Но что толку спорить с ними, мы всегда получаем один и тот же ответ, как человек, который считает, что с большим трудом объяснил что-то другу; в конце концов друг доверительно кладет руку ему на плечо и тоскливо говорит: да, это совершенно верно, ты остаешься в этом совершенно верен себе и, конечно, должен так говорить, но это только потому, что ты дурак. Кто-то из них действительно хочет быть кем-то вроде этого. Они принимают нас за своего рода циклопов, только без кузнечного таланта, чей один, более яркий, внутренний глаз был выжжен злым отражением, так что в настоящей внутренней жизни для нас наступила ночь. Но в освященной мистификации интеллектуального восприятия у них возник внутренний орган для религии; они видят вечные тайны, но Божество лицом к лицу, и это с совершенно невероятной простотой и скромностью. Когда Моисей однажды увидел Господа, Он сиял так ярко, что народ не мог вынести ослепительного света, но у этих высший свет фосфоресцирует так внутренне, что внешне мы не замечаем в них ни малейшего посвящения, они скорее проходят мимо нас, как сапожники и портные.

Боюсь, однако, что эти мистификации доставят нам, бедным читателям, гораздо больше хлопот, когда молодые люди однажды поумнеют, размышляя над честным гением сапожника. Глупость детских попыток учеников в натурфилософии была еще наивна в том, что, понаблюдав несколько недель, они решили, что уже научились у Бога искусству создания мира, и тут же сделали его подобие из легкого плотника; напротив, по-детски мистифицированные набожные изречения обещают быть отвратительными.

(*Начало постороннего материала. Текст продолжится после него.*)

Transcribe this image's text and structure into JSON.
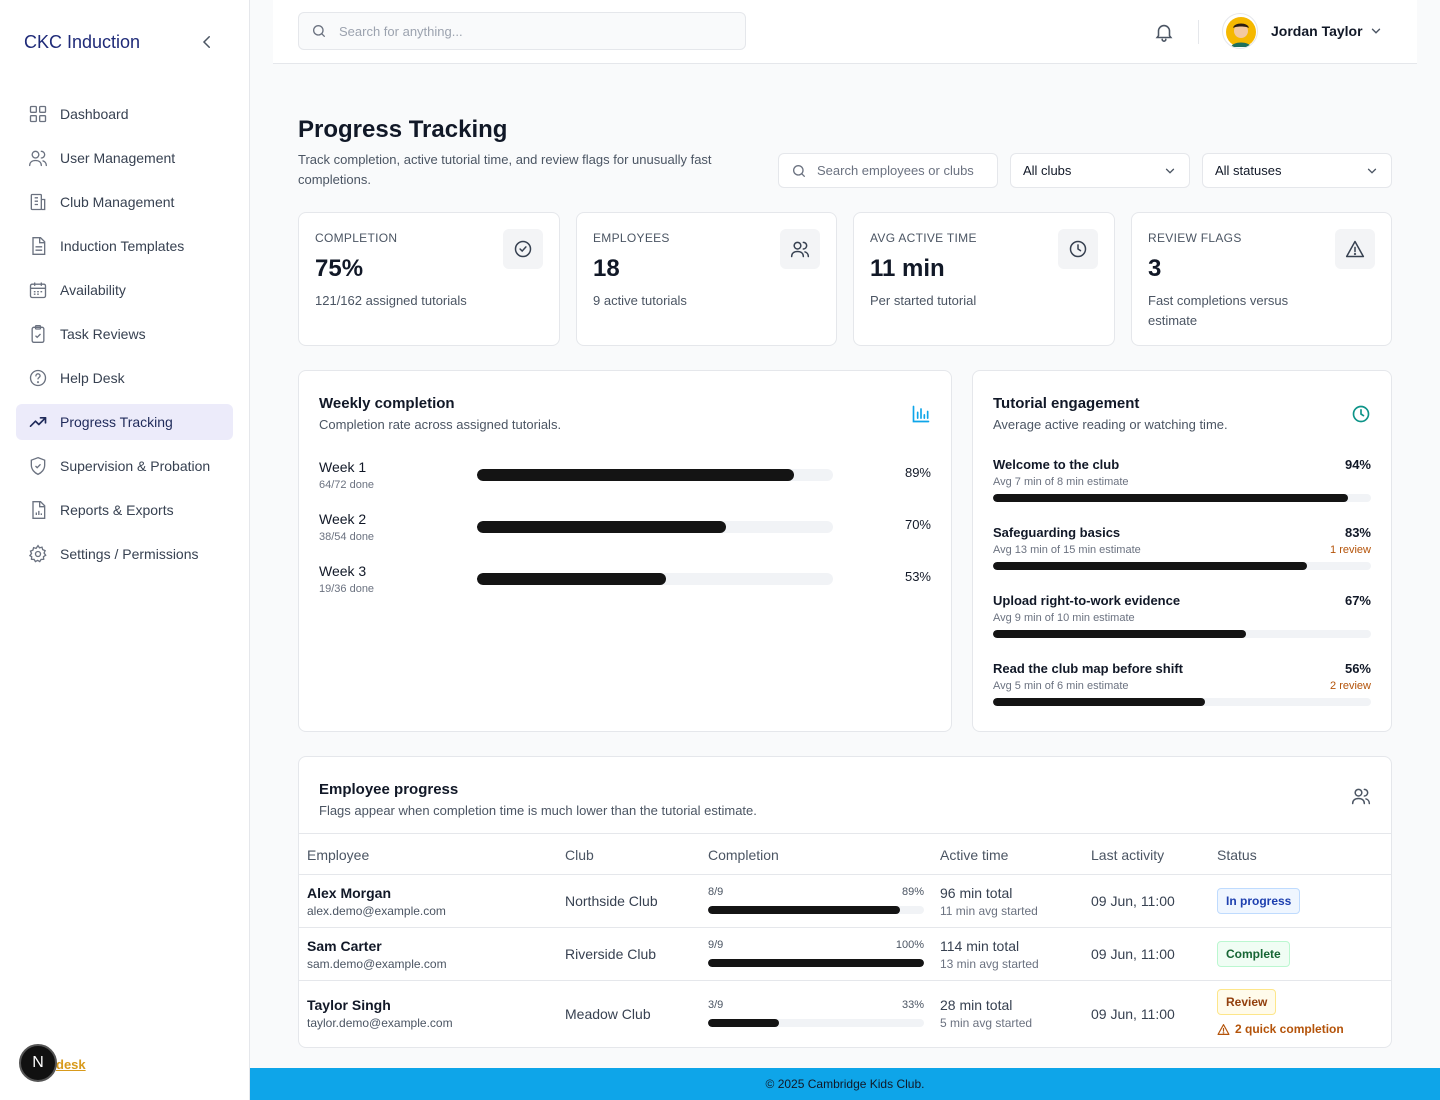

Шеллинг слишком долго колебался, прежде чем объявить новое учение о религии и добродетели, рожденной от Бога; ученики устали от рыхлой, постоянно повторяющейся теоретической пищи, искали для себя мистическую религиозную пищу и теперь стали упрекать его интеллектуализм, который теперь называют идеализмом, за эту бессодержательность. Идеализм выходит из моды, и нам обещают новый реализм, о котором, однако, все еще все выглядит так бурно, что еще мало что можно сказать. Тем временем, кажется, что все начинается с Бога и от Бога, а что еще нужно, если у человека есть это? Профессор Вагнер до сих пор говорил об этом наиболее подробно в своей «Идеальной философии». Но она, как истинная фантасмагория, построенная на принципе, что философия и поэзия полностью едины, является настолько глубокой фантасмагорией, даже без попытки систематической последовательности, что было бы слишком рано хотеть интерпретировать сон, который едва начался.

Выглядит смешно, когда в этих школьных сочинениях автор так добросовестно хочет свалить свое невежество на публику, думая, что он пишет так бурно и путано вначале только потому, что публика еще совсем не подготовлена к восприятию его новых высоких мыслей. Но как только он каким-то образом оформился в языке и форме, все его открытие становится ничем иным, как более или менее хорошо понятым лейбницианством или спинозизмом. Итак, хватит об этом, вернемся к критике.